Las hijas se quedarán en la vivienda familiar y cada padre convivirá con ellas en meses alternos

La Sentencia entendió que esta solución permitía crear un ambiente estable adaptándose las hijas con facilidad a los cambios en la guarda

La sentencia dictada por el Juzgado acuerda la disolución por divorcio del matrimonio contraído entre los litigantes el 15 de febrero de 2.002. Contiene una serie de pronunciamientos referidos a las medidas personales y patrimoniales a adoptar respecto de las dos hijas habidas en el matrimonio, Noelia y María Dolores, si bien en lo que interesa para la resolución del recurso es de destacar la atribución, a las hijas, del uso y disfrute del que fuera domicilio familiar, de manera que, el ejercicio de su guarda y custodia que la sentencia asigna compartida a ambos litigantes se hará efectiva mensualmente, por el progenitor a quien corresponda, entrando en el domicilio familiar a las 20´30 horas del último día del mes. Allí permanecerá con las menores hasta las 20´30 horas de ese mes en que se producirá la alternancia con el otro progenitor y así sucesivamente.

La madre recurrió la Sentencia mostrando su discrepancia con la atribución del uso de la vivienda familiar a las hijas, de manera que la alternancia en dicha ocupación por los progenitores venga determinada por el ejercicio de la guarda y custodia compartida.
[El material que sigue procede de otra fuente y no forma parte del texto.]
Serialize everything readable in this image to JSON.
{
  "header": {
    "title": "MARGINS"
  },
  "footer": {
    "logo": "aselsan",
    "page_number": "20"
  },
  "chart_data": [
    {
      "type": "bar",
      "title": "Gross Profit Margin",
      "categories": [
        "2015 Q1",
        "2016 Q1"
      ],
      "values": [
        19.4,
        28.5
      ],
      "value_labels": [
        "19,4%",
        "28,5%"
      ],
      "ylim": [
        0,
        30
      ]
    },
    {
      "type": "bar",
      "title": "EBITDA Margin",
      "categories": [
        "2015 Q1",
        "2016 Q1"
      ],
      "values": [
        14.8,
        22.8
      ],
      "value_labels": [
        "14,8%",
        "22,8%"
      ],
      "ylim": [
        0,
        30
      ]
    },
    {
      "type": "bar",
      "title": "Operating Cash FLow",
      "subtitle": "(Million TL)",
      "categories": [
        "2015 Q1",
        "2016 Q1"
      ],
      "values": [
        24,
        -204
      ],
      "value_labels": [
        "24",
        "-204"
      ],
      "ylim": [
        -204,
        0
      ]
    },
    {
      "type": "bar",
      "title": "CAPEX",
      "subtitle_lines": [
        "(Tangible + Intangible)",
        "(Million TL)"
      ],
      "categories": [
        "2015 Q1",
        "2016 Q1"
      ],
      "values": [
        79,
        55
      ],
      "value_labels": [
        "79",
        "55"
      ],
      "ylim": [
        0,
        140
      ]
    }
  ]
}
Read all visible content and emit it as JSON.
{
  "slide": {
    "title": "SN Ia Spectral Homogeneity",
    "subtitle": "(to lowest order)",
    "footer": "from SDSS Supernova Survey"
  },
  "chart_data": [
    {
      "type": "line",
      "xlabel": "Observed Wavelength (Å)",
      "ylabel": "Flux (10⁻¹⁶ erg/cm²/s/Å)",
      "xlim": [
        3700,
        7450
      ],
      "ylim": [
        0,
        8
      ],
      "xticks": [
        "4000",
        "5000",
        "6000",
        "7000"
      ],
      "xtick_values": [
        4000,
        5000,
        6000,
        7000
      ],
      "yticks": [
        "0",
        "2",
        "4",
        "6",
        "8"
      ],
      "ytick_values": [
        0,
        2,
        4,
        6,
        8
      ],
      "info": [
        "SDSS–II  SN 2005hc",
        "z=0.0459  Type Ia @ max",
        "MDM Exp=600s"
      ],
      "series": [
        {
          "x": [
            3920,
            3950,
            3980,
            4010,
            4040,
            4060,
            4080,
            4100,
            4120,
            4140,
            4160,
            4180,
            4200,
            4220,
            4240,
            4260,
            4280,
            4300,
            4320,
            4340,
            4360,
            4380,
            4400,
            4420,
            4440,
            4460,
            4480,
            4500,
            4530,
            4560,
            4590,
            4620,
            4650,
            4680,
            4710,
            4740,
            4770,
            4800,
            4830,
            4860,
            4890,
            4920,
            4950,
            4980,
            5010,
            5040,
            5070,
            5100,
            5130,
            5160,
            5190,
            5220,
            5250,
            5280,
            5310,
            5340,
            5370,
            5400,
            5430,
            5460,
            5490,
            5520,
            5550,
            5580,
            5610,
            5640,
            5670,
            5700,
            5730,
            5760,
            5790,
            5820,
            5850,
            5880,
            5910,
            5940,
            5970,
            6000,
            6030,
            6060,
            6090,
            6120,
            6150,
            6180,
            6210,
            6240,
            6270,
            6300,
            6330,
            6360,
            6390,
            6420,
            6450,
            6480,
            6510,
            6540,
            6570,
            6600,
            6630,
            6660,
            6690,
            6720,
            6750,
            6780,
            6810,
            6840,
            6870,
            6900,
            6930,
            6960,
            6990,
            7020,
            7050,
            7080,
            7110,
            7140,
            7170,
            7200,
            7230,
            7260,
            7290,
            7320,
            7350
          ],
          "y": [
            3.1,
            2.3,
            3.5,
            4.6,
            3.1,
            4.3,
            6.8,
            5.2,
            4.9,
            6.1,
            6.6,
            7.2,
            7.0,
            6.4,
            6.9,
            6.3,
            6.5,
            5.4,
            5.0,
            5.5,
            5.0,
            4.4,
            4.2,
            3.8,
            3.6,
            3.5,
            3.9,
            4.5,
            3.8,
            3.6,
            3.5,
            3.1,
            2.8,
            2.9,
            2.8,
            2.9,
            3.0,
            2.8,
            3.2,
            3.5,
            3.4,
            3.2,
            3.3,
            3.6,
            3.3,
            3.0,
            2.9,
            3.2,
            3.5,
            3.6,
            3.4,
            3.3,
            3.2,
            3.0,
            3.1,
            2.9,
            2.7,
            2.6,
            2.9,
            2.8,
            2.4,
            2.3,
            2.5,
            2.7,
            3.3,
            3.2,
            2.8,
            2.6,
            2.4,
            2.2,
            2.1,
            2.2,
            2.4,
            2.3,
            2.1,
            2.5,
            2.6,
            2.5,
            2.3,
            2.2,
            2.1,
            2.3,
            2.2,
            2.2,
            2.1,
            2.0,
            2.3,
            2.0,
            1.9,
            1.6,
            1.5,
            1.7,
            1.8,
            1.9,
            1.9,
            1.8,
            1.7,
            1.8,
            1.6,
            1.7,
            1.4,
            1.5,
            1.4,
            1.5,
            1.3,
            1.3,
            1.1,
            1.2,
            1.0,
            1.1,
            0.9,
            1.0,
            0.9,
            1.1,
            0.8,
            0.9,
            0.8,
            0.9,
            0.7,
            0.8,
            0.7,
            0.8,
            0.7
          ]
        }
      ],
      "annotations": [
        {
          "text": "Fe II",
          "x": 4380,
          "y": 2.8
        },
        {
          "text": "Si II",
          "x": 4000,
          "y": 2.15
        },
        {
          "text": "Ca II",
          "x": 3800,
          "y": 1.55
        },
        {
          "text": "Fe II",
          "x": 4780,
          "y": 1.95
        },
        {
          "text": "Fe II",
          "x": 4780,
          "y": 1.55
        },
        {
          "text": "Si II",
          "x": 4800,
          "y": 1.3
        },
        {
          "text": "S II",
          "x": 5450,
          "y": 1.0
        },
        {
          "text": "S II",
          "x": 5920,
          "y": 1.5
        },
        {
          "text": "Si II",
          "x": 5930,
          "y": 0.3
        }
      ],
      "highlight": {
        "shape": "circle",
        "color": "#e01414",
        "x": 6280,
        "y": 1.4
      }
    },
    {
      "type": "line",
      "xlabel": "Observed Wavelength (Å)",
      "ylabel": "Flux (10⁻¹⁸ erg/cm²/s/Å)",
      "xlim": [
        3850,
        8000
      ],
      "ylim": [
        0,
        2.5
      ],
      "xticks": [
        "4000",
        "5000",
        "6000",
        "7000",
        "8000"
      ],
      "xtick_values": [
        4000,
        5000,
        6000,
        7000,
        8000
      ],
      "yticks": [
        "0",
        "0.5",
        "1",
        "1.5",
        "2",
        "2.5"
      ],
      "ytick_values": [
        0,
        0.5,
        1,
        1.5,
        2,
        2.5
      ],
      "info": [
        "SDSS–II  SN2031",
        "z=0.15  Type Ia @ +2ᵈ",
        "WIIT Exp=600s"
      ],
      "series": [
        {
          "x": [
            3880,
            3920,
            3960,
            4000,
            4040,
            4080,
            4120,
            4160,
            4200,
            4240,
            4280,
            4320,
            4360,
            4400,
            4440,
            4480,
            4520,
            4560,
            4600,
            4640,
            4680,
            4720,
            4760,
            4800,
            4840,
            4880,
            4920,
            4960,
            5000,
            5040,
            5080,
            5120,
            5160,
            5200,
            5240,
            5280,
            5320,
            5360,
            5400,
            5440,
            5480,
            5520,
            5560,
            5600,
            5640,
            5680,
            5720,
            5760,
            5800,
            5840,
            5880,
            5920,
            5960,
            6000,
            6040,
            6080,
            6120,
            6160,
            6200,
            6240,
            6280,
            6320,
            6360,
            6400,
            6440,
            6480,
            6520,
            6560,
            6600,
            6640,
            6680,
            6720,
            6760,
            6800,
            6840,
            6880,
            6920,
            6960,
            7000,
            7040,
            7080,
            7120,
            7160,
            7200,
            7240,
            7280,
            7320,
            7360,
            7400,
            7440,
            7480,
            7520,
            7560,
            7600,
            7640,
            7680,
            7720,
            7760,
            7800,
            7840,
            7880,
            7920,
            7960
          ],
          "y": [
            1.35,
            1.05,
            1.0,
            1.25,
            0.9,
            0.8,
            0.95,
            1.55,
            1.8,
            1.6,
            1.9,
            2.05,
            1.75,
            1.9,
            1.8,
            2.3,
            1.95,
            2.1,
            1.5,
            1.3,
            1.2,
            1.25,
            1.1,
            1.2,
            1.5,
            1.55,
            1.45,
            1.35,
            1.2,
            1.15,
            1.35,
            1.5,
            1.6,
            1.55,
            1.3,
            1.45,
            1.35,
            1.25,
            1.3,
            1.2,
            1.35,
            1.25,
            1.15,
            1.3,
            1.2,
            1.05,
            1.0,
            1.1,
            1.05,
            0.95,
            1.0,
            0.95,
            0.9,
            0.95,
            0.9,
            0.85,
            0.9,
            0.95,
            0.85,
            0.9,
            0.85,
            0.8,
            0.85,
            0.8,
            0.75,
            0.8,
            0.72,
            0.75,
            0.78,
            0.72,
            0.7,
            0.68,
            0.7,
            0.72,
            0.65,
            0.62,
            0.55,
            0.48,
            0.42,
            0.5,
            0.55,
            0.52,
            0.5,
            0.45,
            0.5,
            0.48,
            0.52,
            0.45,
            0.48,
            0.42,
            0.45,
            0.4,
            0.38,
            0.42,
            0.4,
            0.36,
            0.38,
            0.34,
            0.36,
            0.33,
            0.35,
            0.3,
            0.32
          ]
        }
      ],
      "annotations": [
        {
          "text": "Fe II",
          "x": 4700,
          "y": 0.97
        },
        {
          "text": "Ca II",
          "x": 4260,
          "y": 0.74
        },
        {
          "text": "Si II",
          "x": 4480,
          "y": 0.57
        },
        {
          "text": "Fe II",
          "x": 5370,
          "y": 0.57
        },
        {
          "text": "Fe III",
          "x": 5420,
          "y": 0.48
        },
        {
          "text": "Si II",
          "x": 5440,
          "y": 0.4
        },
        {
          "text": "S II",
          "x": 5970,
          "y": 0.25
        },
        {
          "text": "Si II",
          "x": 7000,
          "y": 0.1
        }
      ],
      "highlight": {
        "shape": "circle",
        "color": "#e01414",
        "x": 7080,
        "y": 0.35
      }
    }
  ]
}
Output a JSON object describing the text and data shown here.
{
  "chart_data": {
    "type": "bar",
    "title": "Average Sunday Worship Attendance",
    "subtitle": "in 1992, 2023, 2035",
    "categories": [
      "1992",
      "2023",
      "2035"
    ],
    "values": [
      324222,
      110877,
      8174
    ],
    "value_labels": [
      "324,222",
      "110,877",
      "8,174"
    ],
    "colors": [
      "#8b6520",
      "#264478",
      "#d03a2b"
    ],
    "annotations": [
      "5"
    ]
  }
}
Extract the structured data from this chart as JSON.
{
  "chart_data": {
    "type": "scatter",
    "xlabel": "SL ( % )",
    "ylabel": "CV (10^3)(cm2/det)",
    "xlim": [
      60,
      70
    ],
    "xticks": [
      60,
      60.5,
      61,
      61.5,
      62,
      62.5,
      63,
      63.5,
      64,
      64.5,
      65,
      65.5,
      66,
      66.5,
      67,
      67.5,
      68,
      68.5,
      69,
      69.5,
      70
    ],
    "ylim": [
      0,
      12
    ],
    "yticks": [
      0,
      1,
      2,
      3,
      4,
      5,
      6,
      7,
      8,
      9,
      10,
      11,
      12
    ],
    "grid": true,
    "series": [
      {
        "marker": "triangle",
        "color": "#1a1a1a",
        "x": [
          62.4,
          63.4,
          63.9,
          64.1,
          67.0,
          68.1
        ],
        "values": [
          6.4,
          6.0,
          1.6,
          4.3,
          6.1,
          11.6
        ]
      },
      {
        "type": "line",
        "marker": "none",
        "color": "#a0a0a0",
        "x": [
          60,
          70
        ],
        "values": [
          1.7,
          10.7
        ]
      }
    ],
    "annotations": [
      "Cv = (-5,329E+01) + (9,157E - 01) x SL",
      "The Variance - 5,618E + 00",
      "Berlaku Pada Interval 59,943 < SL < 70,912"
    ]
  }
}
La AP Asturias, Sec. 4.ª, en su Sentencia de 14 de marzo de 2013 desestimó el recurso con la siguiente fundamentación: “Consideración que no podemos asumir pues la atribución de uso viene asentada jurídicamente en el artículo 96 del Código Civil, siendo los menores quienes representan el interés más necesitado de protección, sin olvidar que esa atribución cubre una de las necesidades integrantes de la prestación de alimentos, la de facilitar habitación, en análogo sentido sentencia del Tribunal Supremo de 14 de abril de 2.011. Además, la permanencia de las hijas en la vivienda les permite crear un ambiente estable, al ubicarlas en un lugar fijo que contribuirá a facilitarles la adaptación mensual a los cambios de guarda y custodia que prevé la sentencia de instancia.

Lo cierto es que, la apelante no ofrece otra solución, pues la única que apunta es inaceptable en estos momentos y dentro de este proceso. Recordemos que la recurrente no acude al acto del juicio y ni siquiera en sede de contestación a la demanda planteó la posibilidad de dividir físicamente la que fuera vivienda familiar, introduciendo en sede de apelación un nuevo planteamiento ajeno al debate de la litis.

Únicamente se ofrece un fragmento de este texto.